Researchers and scientists can utilize the insights provided by the MeSH term description to easily identify relevant protocols and literature for their experiments involving pyridine hydrochloride.
PubCompare.ai's AI-driven optimization can further assist in locating and comparing the most reproducible and accurate protocols from published sources, taking the guesswork out of experimental design and enabling more efficient and effective research.

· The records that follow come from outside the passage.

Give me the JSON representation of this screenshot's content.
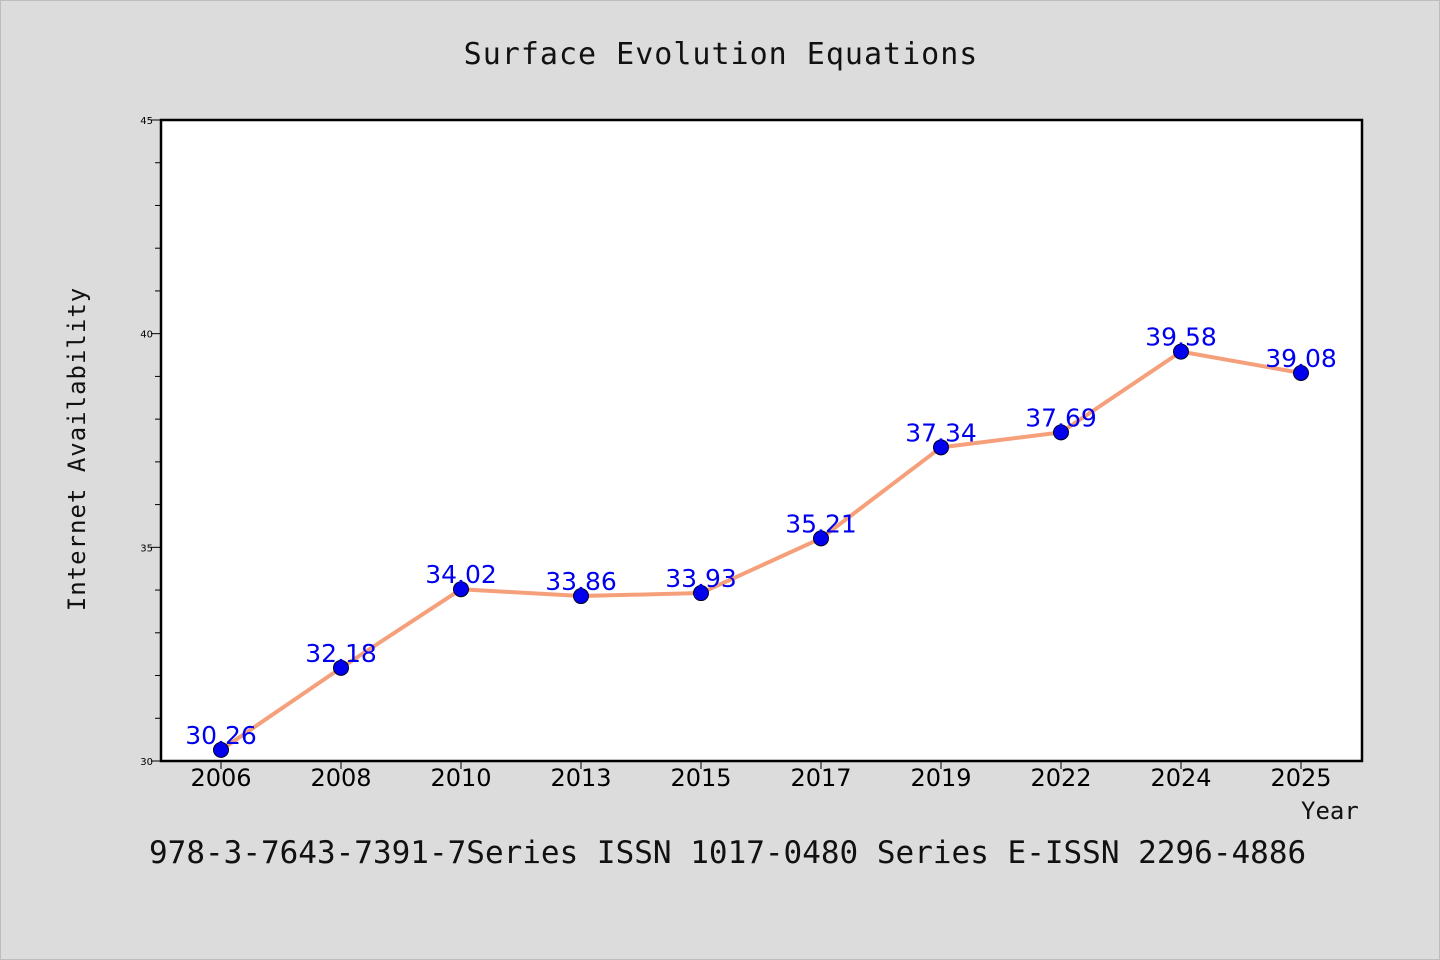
{
  "chart_data": {
    "type": "line",
    "title": "Surface Evolution Equations",
    "xlabel": "Year",
    "ylabel": "Internet Availability",
    "categories": [
      "2006",
      "2008",
      "2010",
      "2013",
      "2015",
      "2017",
      "2019",
      "2022",
      "2024",
      "2025"
    ],
    "series": [
      {
        "values": [
          30.26,
          32.18,
          34.02,
          33.86,
          33.93,
          35.21,
          37.34,
          37.69,
          39.58,
          39.08
        ]
      }
    ],
    "data_labels": [
      "30.26",
      "32.18",
      "34.02",
      "33.86",
      "33.93",
      "35.21",
      "37.34",
      "37.69",
      "39.58",
      "39.08"
    ],
    "ylim": [
      30,
      45
    ],
    "yticks": [
      "30",
      "35",
      "40",
      "45"
    ],
    "grid": false,
    "line_color": "#f5a07a",
    "marker_color": "#0000ee",
    "label_color": "#0000ee",
    "plot_background": "#ffffff",
    "figure_background": "#dcdcdc"
  },
  "footnote": "978-3-7643-7391-7Series ISSN 1017-0480 Series E-ISSN 2296-4886"
}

It is also known as pyridinium chloride and is commonly used in organic synthesis, pharmaceutical development, and various industrial applications.
This versatile compound is closely related to other important chemicals like pyridine, methoxyamine hydrochloride, N-methyl-N-(trimethylsilyl) trifluoroacetamide (MSTFA), methanol, N-methyl-N-(trimethylsilyl) trifluoroacetamide, acetonitrile, 4-dimethylaminopyridine, and formic acid.
Pyridine hydrochloride is a white or pale yellow crystalline solid that is soluble in water and polar organic solvents.
It is a commonly used reagent and building block in the synthesis of a wide range of organic compounds, including pharmaceuticals, agrochemicals, and specialty chemicals.
In the pharmaceutical industry, pyridine hydrochloride is employed in the production of various drug molecules and intermediates.
Beyond its synthetic applications, pyridine hydrochloride also finds use in analytical chemistry, serving as a derivatizing agent for the detection and quantification of analytes.
It can be used in combination with other reagents like MSTFA for the silylation of hydroxyl and amino groups, enabling improved chromatographic separation and detection.
Researchers and scientists can utilize the insights provided by the MeSH term description to easily identify relevant protocols and literature for their experiments involving pyridine hydrochloride.
PubCompare.ai's AI-driven optimization can further assist in locating and comparing the most reproducible and accurate protocols from published sources, taking the guesswork out of experimental design and enabling more efficient and effective research.